A jury heard today (Tuesday) that the alleged killer Raymond Kay had been spoken to by the police during the initial investigation in the 1990s because a few months before Amy Shepherd’s death he had delivered “meals on wheels” to her as part of a community sentence order.
The spinster’s lifeless body was discovered at her sheltered housing flat back in August 1994 and today the prosecution alleged that there was “compelling scientific evidence” which had identified Kay, of Baker Fold, Halifax, as the man who murdered her.
The jury at Bradford Crown Court heard that the fiercely independent and house-proud pensioner was a popular figure in her local community and she was also “security conscious” when at her home in Folly Hall Gardens, Wibsey.
Prosecutor Richard Wright QC said a recent cataract operation meant Miss Shepherd had to have eye drops administered each day and the husband of the housing complex warden found her lying on her back in a pool of blood when he called round to assist her.
Mr Wright said the pensioner had suffered “terrible wounds” to her neck which her killer had inflicted with a serrated knife found at the scene.
“The wounds had been delivered as a final act in the culmination of a brutal assault during which she had been beaten, strangled with a ligature, and then had her throat cut,” said Mr Wright.
“During that fatal assault the evidence at the scene suggested that she had been sexually assaulted. A distinctive item of jewellery was amongst property missing from her home and it appears likely that her killer robbed her. Indeed that seems likely to have been the motive for the killing with the sexual assault as some sort of afterthought, perhaps brought on by his violent excitement as he attacked her.”
Mr Wright explained that over the intervening 25 years forensic scientists had developed new techniques which had been applied to items recovered from the scene of the murder.

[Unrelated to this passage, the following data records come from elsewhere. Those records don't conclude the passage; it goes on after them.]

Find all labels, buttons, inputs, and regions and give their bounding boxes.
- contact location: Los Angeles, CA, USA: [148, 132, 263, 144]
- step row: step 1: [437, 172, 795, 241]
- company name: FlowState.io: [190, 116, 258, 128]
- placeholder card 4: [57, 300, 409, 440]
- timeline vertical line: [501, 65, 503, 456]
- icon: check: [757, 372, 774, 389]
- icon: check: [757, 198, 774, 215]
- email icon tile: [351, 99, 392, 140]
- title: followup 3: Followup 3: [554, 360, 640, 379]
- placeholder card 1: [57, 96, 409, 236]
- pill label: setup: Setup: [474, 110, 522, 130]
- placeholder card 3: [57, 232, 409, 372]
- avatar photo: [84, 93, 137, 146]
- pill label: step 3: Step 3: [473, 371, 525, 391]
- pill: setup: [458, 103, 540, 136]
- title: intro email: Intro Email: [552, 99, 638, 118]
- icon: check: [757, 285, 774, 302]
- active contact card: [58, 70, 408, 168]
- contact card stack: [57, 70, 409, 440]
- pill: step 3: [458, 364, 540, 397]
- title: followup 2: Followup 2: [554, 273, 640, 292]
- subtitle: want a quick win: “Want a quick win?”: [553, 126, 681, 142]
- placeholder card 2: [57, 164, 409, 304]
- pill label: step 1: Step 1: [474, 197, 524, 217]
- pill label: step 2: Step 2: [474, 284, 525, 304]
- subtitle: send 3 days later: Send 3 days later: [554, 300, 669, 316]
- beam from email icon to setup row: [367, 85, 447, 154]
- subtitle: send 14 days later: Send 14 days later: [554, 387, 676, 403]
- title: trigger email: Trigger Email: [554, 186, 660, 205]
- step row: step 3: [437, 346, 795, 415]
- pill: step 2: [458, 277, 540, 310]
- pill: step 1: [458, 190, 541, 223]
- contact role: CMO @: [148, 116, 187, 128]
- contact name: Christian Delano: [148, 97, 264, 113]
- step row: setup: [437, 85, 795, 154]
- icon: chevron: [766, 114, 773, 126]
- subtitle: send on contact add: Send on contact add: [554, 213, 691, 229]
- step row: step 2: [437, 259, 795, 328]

“Amy’s wish that in death she should be regarded as having been clean and tidy may in fact prove to be a vital strand of evidence in trapping her killer 25 years on,” suggested Mr Wright.
He alleged that Kay’s DNA profile had been found on intimate samples taken from the victim’s body and also a tea towel which had been used a ligature.
“The care with which she kept herself and her flat means that you can, we suggest, rule out any innocent explanation for those findings,” said Mr Wright.
“His profile is there, represented across those four areas, because he is her killer.”
He said there was no sign of a forced entry into the flat and that suggested that Miss Shepherd must have chosen to open the door to whoever killed her shortly after she returned from a shopping trip.
“That in turn suggests that despite her fear of intruders she felt safe and secure in letting this person into her him,” said Mr Wright.
He revealed that Miss Shepherd had relied, from time to time, on the “meals on wheels” service to deliver food to her home.
“She could not have known that her use of that service, a service that she would obviously trust and allow into her home, would introduce her to her killer,” said Mr Wright.
In his statement back in 1994 Kay, who denies the murder charge, said he had no further contact with with Miss Shepherd after he finished his community service in June or July and he said he did not know where he was at the time of the killing.
The trial is expected to last about three weeks.